Le couplage du CD est cohérent dans l’esprit, avec pour complément la Sonate pour violoncelle et orchestre de 1964, créée par Siegfried Palm et l’Orchestre de la Radio du Sud-Ouest allemand (Baden-Baden) dirigé par Ernest Bour. Ces deux courts mouvements datent de la période expérimentale de Penderecki, avec des exigences très virtuoses pour le soliste face à de longs motifs de cordes et des phases très percussives. Né à Bonn en 1979 de parents germano-japonais, le violoncelliste Danjulo Ishizaka a étudié à Berlin où il a fait ses débuts à l’âge de 17 ans. Il a étudié avec Boris Pergamenschikov et Tabea Zimmermann et il a suivi des leçons de Rostropovitch. Il donne de cette courte partition de Penderecki une version convaincante, colorée et pleine d’énergie farouche.

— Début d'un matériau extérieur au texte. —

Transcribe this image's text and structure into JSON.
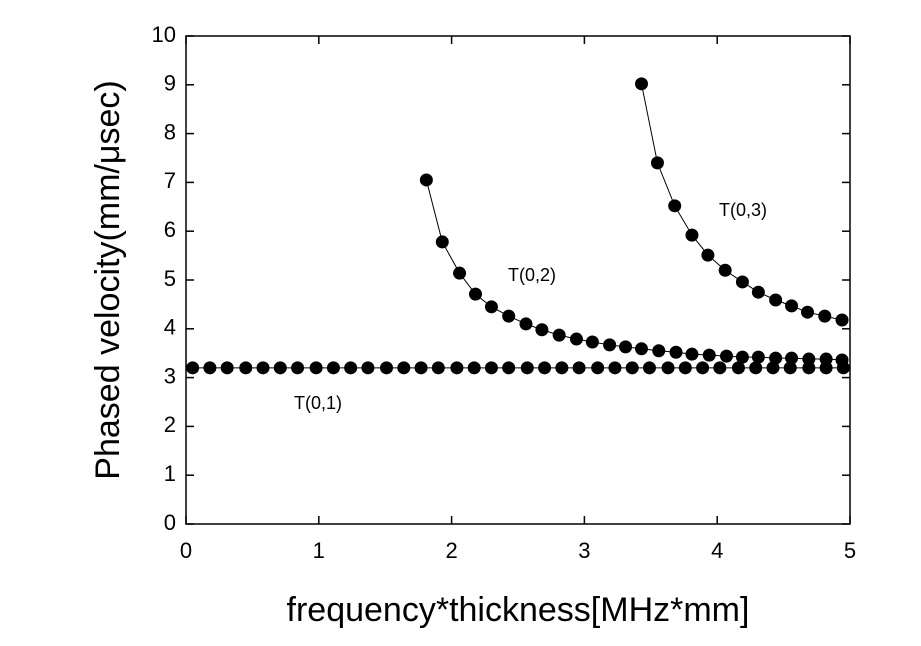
{
  "chart_data": {
    "type": "line",
    "x_label": "frequency*thickness[MHz*mm]",
    "y_label": "Phased velocity(mm/μsec)",
    "xlim": [
      0,
      5
    ],
    "xticks": [
      0,
      1,
      2,
      3,
      4,
      5
    ],
    "ylim": [
      0,
      10
    ],
    "yticks": [
      0,
      1,
      2,
      3,
      4,
      5,
      6,
      7,
      8,
      9,
      10
    ],
    "series": [
      {
        "name": "T(0,1)",
        "color": "#000000",
        "x": [
          0.05,
          0.18,
          0.31,
          0.45,
          0.58,
          0.71,
          0.84,
          0.98,
          1.11,
          1.24,
          1.37,
          1.51,
          1.64,
          1.77,
          1.9,
          2.04,
          2.17,
          2.3,
          2.43,
          2.57,
          2.7,
          2.83,
          2.96,
          3.1,
          3.23,
          3.36,
          3.49,
          3.63,
          3.76,
          3.89,
          4.02,
          4.16,
          4.29,
          4.42,
          4.55,
          4.69,
          4.82,
          4.95
        ],
        "values": [
          3.2,
          3.2,
          3.2,
          3.2,
          3.2,
          3.2,
          3.2,
          3.2,
          3.2,
          3.2,
          3.2,
          3.2,
          3.2,
          3.2,
          3.2,
          3.2,
          3.2,
          3.2,
          3.2,
          3.2,
          3.2,
          3.2,
          3.2,
          3.2,
          3.2,
          3.2,
          3.2,
          3.2,
          3.2,
          3.2,
          3.2,
          3.2,
          3.2,
          3.2,
          3.2,
          3.2,
          3.2,
          3.2
        ]
      },
      {
        "name": "T(0,2)",
        "color": "#000000",
        "x": [
          1.81,
          1.93,
          2.06,
          2.18,
          2.3,
          2.43,
          2.56,
          2.68,
          2.81,
          2.94,
          3.06,
          3.19,
          3.31,
          3.43,
          3.56,
          3.69,
          3.81,
          3.94,
          4.07,
          4.19,
          4.31,
          4.44,
          4.56,
          4.69,
          4.82,
          4.94
        ],
        "values": [
          7.05,
          5.78,
          5.14,
          4.71,
          4.45,
          4.26,
          4.1,
          3.98,
          3.87,
          3.79,
          3.73,
          3.67,
          3.63,
          3.59,
          3.55,
          3.52,
          3.48,
          3.46,
          3.44,
          3.42,
          3.42,
          3.4,
          3.4,
          3.38,
          3.38,
          3.36
        ]
      },
      {
        "name": "T(0,3)",
        "color": "#000000",
        "x": [
          3.43,
          3.55,
          3.68,
          3.81,
          3.93,
          4.06,
          4.19,
          4.31,
          4.44,
          4.56,
          4.68,
          4.81,
          4.94
        ],
        "values": [
          9.02,
          7.4,
          6.52,
          5.92,
          5.51,
          5.2,
          4.96,
          4.75,
          4.59,
          4.47,
          4.34,
          4.26,
          4.18
        ]
      }
    ]
  }
}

Krzysztof PENDERECKI (1933-2020) : Double Concerto pour violon, alto (ou violoncelle) et orchestre, version pour accordéon arrangée par Maciej Frackiewcz ; Concerto pour flûte et orchestre de chambre, version pour saxophone soprano de Bartlomiej Dus. Maciej Frackiewicz, accordéon ; Bartlomiej Dus, saxophone soprano ; Orchestre Sinfonia Iuventus  Jerzy Semkow, direction : Krzysztof Penderecki et Maciej Tworek. 2018-2019. Livret en anglais et en polonais. 44.14. Dux 1571. 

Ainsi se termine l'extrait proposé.